Randy G. wrote:I jut wrote up an article on a computer control board. In it is a graph of two roasts.The temperatures are not relevant to you as the Hottop display differs quite a bit from the probe temperatures which were recorded, but my point is that these two roasts differ just a bit but the results in the cup were quite different. Small changes can make a big difference when you get close. The article is HERE.
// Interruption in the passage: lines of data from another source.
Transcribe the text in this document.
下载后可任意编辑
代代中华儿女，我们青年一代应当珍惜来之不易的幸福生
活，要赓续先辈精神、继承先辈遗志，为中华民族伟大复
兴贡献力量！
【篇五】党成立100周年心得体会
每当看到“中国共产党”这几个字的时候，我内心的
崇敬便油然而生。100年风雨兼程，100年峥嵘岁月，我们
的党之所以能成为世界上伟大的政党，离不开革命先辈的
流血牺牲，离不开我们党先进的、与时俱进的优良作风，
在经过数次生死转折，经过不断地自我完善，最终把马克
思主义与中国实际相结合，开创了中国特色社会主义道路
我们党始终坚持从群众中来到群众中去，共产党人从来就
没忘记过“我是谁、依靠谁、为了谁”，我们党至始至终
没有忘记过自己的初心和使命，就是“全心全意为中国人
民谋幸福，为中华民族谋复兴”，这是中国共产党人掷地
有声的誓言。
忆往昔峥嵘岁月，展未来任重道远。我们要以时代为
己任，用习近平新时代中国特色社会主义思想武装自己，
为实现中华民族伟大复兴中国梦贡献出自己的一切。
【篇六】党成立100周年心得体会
I just purchased and installed this board in my hottop. It's great! I totally agree that the displayed temperature can be drastically different from the temperature measured by the thermocouples. From cold start the display temp can be 50 degrees or more below the real temperature. The back of the roaster acts as a heat sink and keeps the factory sensor cooler until the mass of the roaster warms.

It's not so bad on subsequent roasts if you make another roast back to back.